Question: Are we insane as a country? Are we in the West governed by crazy people?
Egypt is on the brink of civil war. Former dictator/President Hosni Mubarak may be freed from prison. That would the same Hosni Mubarak who our own increasingly dictatorial President Obama helped oust from power. Obama did that despite Mubarak’s decades of alliance with the United States and peace with Israel, and Egypt’s generally responsible behavior during his time in power. What followed Mubarak was the “democratically elected” Muslim Brotherhood government, a government that was turning Egypt into a radical Islamist state despite its promises not to. The Muslim Brotherhood is not and never will be our friend.
No one who knows the Brotherhood’s history ever believed that promise. The Brotherhood is the fountainhead of radical Islamist terrorist groups like al Qaeda and Hamas.
The Muslim Brotherhood are taking the occasion of the ongoing violence not to demonstrate any tolerance or show Egyptians that they’re anything but a terrorist group, but to attack dozens and dozens of Christian churches. Over the weekend they staged a kind of anti-Passover, marking Christian churches with red paint — painting targets on them. The Brotherhood are also attacking the police and the military.
The Egyptian military is the only real force for civilization and stability in the country.
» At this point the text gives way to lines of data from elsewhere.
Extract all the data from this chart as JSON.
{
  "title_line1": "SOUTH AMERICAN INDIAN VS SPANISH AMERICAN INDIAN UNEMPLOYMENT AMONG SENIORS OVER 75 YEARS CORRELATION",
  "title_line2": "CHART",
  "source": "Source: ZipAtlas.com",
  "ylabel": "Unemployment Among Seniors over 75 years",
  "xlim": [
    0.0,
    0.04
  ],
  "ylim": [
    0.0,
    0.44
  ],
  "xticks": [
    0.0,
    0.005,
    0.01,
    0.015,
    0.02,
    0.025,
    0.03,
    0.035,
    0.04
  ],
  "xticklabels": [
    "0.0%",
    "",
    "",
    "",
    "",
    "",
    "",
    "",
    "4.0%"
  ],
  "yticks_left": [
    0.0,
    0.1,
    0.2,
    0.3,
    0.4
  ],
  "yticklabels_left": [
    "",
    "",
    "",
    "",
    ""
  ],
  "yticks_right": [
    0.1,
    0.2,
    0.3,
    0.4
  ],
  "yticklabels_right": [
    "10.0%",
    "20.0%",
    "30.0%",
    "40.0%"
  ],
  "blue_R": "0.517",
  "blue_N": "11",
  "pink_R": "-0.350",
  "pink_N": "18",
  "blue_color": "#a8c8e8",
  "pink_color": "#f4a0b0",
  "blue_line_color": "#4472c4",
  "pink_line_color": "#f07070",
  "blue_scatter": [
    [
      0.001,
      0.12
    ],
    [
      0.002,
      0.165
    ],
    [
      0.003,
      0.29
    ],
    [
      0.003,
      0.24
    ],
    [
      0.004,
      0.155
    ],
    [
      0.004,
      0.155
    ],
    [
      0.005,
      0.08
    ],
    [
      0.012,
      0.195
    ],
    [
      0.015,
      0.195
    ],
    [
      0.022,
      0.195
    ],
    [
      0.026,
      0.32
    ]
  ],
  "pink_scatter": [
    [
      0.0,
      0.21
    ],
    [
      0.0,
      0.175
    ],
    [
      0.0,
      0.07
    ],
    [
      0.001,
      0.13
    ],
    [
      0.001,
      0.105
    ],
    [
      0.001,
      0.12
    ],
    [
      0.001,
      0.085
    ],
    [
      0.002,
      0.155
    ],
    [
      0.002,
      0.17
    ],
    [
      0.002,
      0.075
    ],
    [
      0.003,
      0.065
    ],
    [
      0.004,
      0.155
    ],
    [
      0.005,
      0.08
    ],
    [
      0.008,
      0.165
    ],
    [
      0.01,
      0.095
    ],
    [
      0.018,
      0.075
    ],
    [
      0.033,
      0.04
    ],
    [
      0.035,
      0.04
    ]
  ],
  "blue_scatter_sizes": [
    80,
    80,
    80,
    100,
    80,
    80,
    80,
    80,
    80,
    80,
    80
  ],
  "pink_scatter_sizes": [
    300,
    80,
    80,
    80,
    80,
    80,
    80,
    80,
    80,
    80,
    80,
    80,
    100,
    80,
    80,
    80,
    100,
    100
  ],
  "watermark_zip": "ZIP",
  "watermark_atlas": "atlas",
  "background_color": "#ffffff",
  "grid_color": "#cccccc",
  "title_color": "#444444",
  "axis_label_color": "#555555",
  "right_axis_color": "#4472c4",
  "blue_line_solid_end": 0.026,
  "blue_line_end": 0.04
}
Long term, the military is the only force that stands a chance of keeping Egypt from going full Islamist. It’s the one institution that most Egyptians trust, and that can build up the beliefs and institutions that can lead to an Egypt that is capable of transition to becoming a peaceful democratic state over the long haul.
But in this country and in Europe, we’re debating whether the military pushing the Brotherhood from power constituted a “coup,” and the reason that we’re having this debate is because $1.3 billion in aid is at stake. If it was a coup, we have a law requiring the suspension of aid. If it wasn’t, then the aid can stay in place. Sens. Lindsay Graham and John McCain are leading the charge to dub Egypt’s unrest a “coup.” McCain says that the US has no credibility in Egypt now, which is true. Suspending aid would help, how?
Question: Why don’t we just shut up and let events play out?
Our aid, first of all, is already out for 2013. That check has been delivered and cashed. Our aid, secondly, is dwarfed by the aid that the Egyptian military is getting from the Saudis and the Gulf states. We’ve sent $1.3 billion, they’ve sent about $14 billion. The only thing suspending our aid would do is make us look petty and drive a wedge between the US and Egypt’s military — the only institution that can stabilize the situation and keep the Islamists from returning to power.
The Saudis aren’t fools. They’re backing Egypt’s military because Islamist rule in Egypt threatens their own rule at home. The entire so-called “Arab Spring” threatened to turn much of the Middle East over to Islamist forces.
We are fools. Egypt is a vital country to US interests. It is not ready for elections yet, it lacks the history and institutions and beliefs that it takes to run a functioning democracy.
We’re debating this aid when we should just let the military do what it needs to do to keep the Muslim Brotherhood, which is our enemy and the enemy of real freedom and democracy in Egypt, out of power.